A US class action lawsuit accusing India’s Ranbaxy of large-scale deception on its generic drug applications puts a question mark on drug imports from India, the largest supplier of generic drugs to the US.
The problem of lack of compliance with US Food and Drug Administration (FDA) guidance and gaps in protocol make it difficult to buy generics from pharma companies in India, which supply at least 40 percent of all generics in the US, according to biopharmadive.com.
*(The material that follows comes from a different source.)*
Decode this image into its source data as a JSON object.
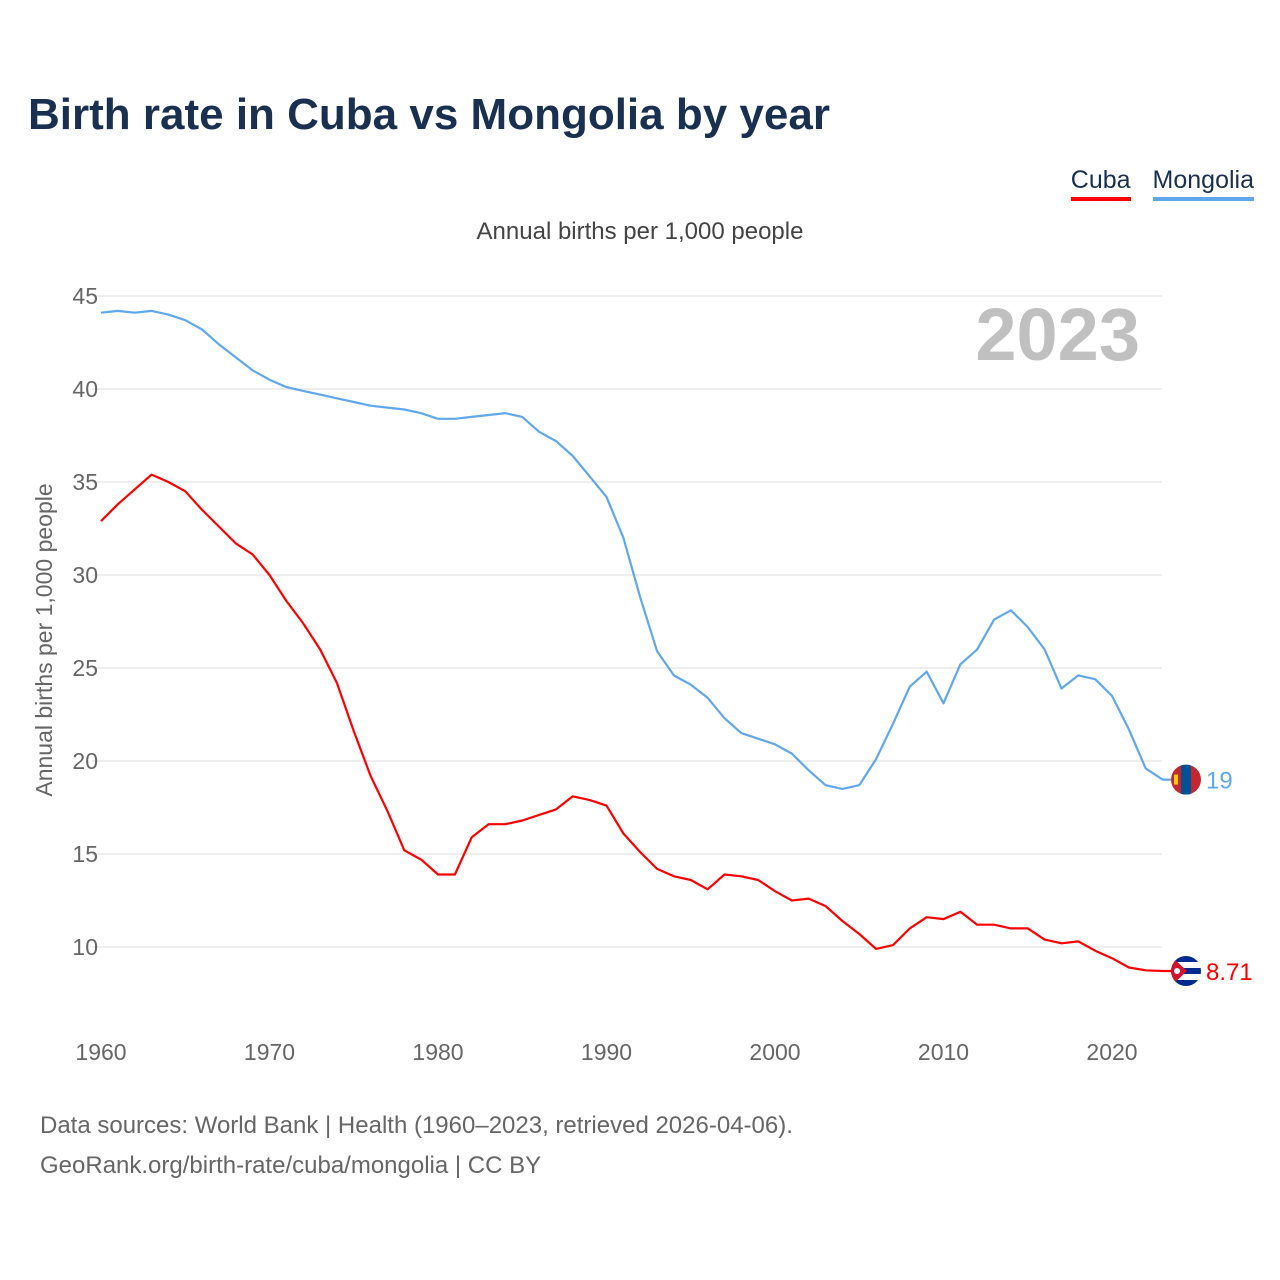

The latest class action lawsuit against Ranbaxy, recently purchased by Sun Pharma in a $3.2 billion deal, was filed by US retailer Meijer in district court in Massachusetts.
It seeks damages and monetary relief on behalf of all direct purchasers of drugs in cases where cheaper generics were not able to be introduced due to Ranbaxy securing the approvals under allegedly dubious premises.
The six-month period of exclusivity that comes with such approvals effectively shut other companies out of the market.
In 2013, Ranbaxy faced civil and criminal fines of $500 million in a settlement with the US related to claims that it sold substandard drugs and also made false statements to the FDA about its adherence to quality-control standards at its manufacturing plants, biopharmadive recalled.
In addition, Ranbaxy has been subjected to wider scrutiny and oversight from the FDA, which has resulted in a US import ban on all Ranbaxy drugs.
Also, in November 2014, the FDA stripped Ranbaxy of a tentative approval of generic Valcyte, dating back to 2008, it said.